Today's post is by UM & Global blogmaster Dr. David W. Scott, Assistant Professor of Religion and Pieper Chair of Servant Leadership at Ripon College.
United Methodist News Service recently published an article on the UMC Connections blog about a ministry planning session conducted by the Central Congo Episcopal Area. The content of the article reports good, collaborative planning for mission by the Central Congo Episcopal Area and other denominational entities. I do have a question about a term used in the article, though. The article refers to collaborative planning between two Congolese Annual Conferences and their "overseas partners." Yet, when one looks at the list of partners involved, the majority are denominational boards and agencies: the United Methodist Board of Global Ministries, the United Methodist Committee on Relief, United Methodist Women, and the United Methodist Board of Discipleship. Only one partner is another Annual Conference located overseas from the Congo Annual Conferences: the Peninsula-Delaware Annual (regional) Conference in the United States.

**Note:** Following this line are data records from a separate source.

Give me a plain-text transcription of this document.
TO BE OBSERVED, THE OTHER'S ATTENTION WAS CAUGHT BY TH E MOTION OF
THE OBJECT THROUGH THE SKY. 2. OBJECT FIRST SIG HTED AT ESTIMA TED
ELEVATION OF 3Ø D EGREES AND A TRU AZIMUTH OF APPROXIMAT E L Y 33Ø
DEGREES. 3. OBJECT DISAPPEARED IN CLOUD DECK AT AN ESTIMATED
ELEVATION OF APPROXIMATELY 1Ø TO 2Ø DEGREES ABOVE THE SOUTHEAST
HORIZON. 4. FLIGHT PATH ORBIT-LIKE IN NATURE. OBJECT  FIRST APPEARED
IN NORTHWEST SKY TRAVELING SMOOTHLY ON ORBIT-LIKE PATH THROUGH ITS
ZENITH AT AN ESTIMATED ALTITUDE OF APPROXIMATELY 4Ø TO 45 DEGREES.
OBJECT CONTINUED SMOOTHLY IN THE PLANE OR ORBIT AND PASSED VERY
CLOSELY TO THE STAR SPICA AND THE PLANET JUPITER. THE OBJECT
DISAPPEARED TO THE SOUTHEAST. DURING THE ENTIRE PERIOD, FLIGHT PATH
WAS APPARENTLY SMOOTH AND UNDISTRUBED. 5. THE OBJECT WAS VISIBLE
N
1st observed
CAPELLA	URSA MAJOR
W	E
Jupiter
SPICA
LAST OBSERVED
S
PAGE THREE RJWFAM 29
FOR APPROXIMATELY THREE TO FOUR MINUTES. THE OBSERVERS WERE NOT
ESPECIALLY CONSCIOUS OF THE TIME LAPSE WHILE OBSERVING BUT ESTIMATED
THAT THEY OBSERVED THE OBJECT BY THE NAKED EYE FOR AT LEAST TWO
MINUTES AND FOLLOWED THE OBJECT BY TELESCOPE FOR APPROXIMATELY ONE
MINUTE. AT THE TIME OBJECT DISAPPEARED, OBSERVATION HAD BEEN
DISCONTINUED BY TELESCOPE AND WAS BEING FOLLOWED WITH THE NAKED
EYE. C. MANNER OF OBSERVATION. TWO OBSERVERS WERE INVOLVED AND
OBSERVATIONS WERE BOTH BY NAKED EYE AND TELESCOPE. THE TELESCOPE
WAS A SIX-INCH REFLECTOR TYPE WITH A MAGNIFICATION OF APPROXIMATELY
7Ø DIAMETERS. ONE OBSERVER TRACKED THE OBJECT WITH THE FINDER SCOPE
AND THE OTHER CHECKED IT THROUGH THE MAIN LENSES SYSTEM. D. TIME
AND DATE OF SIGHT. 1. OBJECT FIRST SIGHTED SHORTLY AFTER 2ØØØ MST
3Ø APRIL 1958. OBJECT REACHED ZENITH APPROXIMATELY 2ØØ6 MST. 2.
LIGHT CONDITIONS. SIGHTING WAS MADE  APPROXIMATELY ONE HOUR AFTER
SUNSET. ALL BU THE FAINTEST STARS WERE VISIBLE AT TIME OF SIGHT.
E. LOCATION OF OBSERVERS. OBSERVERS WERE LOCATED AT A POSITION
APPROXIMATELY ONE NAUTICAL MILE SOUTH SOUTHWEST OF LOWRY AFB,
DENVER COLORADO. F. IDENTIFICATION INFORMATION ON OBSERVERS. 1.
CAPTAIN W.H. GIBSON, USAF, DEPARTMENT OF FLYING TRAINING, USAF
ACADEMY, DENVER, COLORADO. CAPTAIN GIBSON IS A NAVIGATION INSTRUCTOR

I raise this point because, in my mind, the language used implies an inequality between how we view Annual Conferences in the United States and how we view those overseas. If an article was written about an American Annual Conference making ministry plans in cooperation with GBGM, UMCOR, UMW, and GBOD, we wouldn't refer to them as "national partners." We would refer to them as "denominational agencies" or something similar. Even if another Annual Conference were involved, I think the term we would use would still be something like "denominational partners." Referring to GBGM, UMCOR, UMW, and GBOD as "overseas partners" of Annual Conferences in Africa implies a linguistic and conceptual separation between these African Conferences and the denomination-wide ministries. It implies that African Annual Conferences are less than fully entitled to receive from the resources of our connectional, denomination-wide boards and agencies. It implies that they are Other, "over there," and that the act of partnering with connectional boards and agencies, which is natural for American Annual Conferences, is instead remarkable for African Annual Conferences.
Again, I'm glad that these two Congolese Annual Conferences are working with a variety of boards and agencies as well as the Peninsula-Delaware Annual Conference. I'm just suggesting that we need to pay attention to how we refer to such partnerships and consider what the language we use implies about our understanding of the connectional life of our denomination.